Competition for Assets, Materials, People and Capital Can Be Significant

Strong competition exists in all sectors of the oil and gas industry. We compete with major integrated and independent oil and gas companies for the acquisition of oil and gas leases and properties. We also compete for the equipment and personnel required to explore, develop and operate properties. Competition is also prevalent in the marketing of oil, gas and NGLs. Certain of our competitors have financial and other resources substantially greater than ours. They also may have established strategic long-term positions and relationships in areas in which we may seek new entry. As a consequence, we may be at a competitive disadvantage in bidding for assets or services. In addition, many of our larger competitors may have a competitive advantage when responding to factors that affect demand for oil and gas production, such as changing worldwide price and production levels, the cost and availability of alternative fuels and the application of government regulations.
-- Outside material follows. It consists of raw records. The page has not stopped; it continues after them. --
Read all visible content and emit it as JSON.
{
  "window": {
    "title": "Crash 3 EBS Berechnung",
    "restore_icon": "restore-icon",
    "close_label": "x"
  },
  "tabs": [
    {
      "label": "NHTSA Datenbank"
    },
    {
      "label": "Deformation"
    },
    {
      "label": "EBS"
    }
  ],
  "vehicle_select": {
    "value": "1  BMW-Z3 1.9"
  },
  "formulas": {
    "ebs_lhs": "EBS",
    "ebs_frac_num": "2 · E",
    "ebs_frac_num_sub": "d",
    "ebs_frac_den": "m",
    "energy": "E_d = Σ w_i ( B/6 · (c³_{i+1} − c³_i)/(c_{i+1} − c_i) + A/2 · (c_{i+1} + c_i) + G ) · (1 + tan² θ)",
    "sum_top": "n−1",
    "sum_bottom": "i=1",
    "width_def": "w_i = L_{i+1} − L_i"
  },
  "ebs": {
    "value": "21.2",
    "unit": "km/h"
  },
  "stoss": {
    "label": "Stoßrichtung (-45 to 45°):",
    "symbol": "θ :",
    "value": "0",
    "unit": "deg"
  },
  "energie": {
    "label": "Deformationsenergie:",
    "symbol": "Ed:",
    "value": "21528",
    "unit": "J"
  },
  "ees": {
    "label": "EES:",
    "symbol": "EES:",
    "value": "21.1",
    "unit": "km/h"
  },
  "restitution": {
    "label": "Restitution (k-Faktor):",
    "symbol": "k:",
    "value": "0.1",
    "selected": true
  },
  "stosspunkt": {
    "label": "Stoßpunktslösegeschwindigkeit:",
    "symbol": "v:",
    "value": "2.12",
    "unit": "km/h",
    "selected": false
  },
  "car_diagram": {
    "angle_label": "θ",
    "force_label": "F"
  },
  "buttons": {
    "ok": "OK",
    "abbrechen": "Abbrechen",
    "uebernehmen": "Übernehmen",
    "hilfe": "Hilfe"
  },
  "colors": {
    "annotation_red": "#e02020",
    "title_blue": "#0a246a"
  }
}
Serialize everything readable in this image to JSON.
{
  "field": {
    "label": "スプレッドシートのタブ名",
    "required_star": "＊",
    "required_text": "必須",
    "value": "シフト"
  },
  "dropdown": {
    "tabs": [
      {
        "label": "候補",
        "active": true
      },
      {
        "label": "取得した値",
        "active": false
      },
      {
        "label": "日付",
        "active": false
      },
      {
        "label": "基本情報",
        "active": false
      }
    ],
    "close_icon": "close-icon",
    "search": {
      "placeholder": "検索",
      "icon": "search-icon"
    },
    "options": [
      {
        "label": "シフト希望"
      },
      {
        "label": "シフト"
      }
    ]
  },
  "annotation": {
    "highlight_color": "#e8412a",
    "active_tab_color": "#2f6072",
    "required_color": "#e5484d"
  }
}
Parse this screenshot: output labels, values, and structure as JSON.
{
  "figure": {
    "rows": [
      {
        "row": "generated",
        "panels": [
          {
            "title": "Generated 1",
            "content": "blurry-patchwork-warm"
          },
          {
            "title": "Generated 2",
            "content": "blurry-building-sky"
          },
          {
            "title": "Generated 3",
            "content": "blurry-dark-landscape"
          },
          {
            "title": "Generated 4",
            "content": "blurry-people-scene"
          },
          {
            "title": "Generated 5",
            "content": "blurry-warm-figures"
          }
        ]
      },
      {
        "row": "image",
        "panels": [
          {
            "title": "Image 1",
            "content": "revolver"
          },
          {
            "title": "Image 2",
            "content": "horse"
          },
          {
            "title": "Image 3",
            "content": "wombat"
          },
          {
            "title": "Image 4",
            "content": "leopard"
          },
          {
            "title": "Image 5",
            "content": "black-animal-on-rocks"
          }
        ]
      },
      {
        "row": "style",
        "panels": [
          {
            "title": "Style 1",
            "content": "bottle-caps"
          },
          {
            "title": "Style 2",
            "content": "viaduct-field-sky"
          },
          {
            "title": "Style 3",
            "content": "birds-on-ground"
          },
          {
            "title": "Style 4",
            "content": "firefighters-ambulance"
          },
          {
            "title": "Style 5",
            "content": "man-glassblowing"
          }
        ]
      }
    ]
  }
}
Cyber Attacks Targeting Our Systems and Infrastructure May Adversely Impact Our Operations

Our industry has become increasingly dependent on digital technologies to conduct daily operations. Concurrently, the industry has become the subject of increased levels of cyber-attack activity. Cyber attacks often attempt to gain unauthorized access to digital systems for purposes of misappropriating assets or sensitive information, corrupting data or causing operational disruption and may be carried out by third parties or insiders. The techniques utilized range from highly sophisticated efforts to electronically circumvent network security to more traditional intelligence gathering and social engineering aimed at obtaining information necessary to gain access. Cyber attacks may also be carried out in a manner that does not require gaining unauthorized access, such as by causing denial-of-service attacks. Although we have not suffered material losses related to cyber attacks to date, if we were successfully attacked, we might incur substantial remediation and other costs or suffer other negative consequences. Moreover, as the sophistication of cyber attacks continues to evolve, we may be required to expend significant additional resources to further enhance our digital security or to remediate vulnerabilities.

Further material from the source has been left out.